Pour l’organisation, il est essentiel d’éviter que la distance, la peur ou la méfiance ne poussent les patients à renoncer aux soins.
MSF appelle ainsi à renforcer massivement la formation des acteurs de santé et des relais communautaires dans le dépistage, l’orientation sécurisée des cas suspects et la prévention. Cette démarche doit être menée en collaboration avec l’Organisation mondiale de la Santé (OMS), les agences des Nations unies et le ministère congolais de la Santé.
Des survivants d’Ebola participent également à la sensibilisation. C’est notamment le cas d’Emery Guba Mateso, survivant de la maladie qui a également perdu son fils.
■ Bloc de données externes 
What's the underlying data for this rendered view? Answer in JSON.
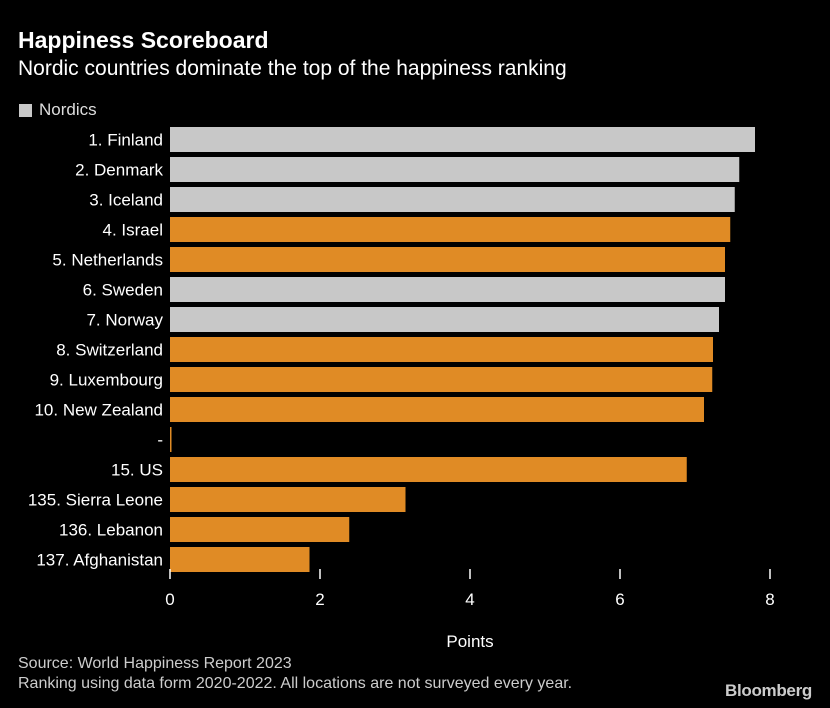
{
  "header": {
    "title": "Happiness Scoreboard",
    "subtitle": "Nordic countries dominate the top of the happiness ranking"
  },
  "legend": {
    "label": "Nordics",
    "color": "#c8c8c8"
  },
  "colors": {
    "nordic": "#c8c8c8",
    "other": "#e08b25",
    "background": "#000000",
    "text": "#ffffff"
  },
  "chart_data": {
    "type": "bar",
    "orientation": "horizontal",
    "title": "Happiness Scoreboard",
    "subtitle": "Nordic countries dominate the top of the happiness ranking",
    "xlabel": "Points",
    "ylabel": "",
    "xlim": [
      0,
      8
    ],
    "xticks": [
      0,
      2,
      4,
      6,
      8
    ],
    "grid": false,
    "legend_position": "top-left",
    "categories": [
      "1. Finland",
      "2. Denmark",
      "3. Iceland",
      "4. Israel",
      "5. Netherlands",
      "6. Sweden",
      "7. Norway",
      "8. Switzerland",
      "9. Luxembourg",
      "10. New Zealand",
      "-",
      "15. US",
      "135. Sierra Leone",
      "136. Lebanon",
      "137. Afghanistan"
    ],
    "values": [
      7.8,
      7.59,
      7.53,
      7.47,
      7.4,
      7.4,
      7.32,
      7.24,
      7.23,
      7.12,
      0.02,
      6.89,
      3.14,
      2.39,
      1.86
    ],
    "nordic": [
      true,
      true,
      true,
      false,
      false,
      true,
      true,
      false,
      false,
      false,
      false,
      false,
      false,
      false,
      false
    ]
  },
  "footer": {
    "source": "Source: World Happiness Report 2023",
    "note": "Ranking using data form 2020-2022. All locations are not surveyed every year.",
    "brand": "Bloomberg"
  }
}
Il encourage la population à consulter rapidement dès l’apparition des premiers symptômes.
« Dès les premiers signes, il faut consulter vite. Une prise en charge précoce augmente les chances de guérison », rappelle-t-il.
Face à une épidémie qui continue de faire des victimes, MSF estime que l’implication des communautés doit rester au cœur de la riposte. Pour l’organisation, la lutte contre Ebola ne peut être efficace que si elle est conçue avec les populations et adaptée aux réalités de chaque milieu.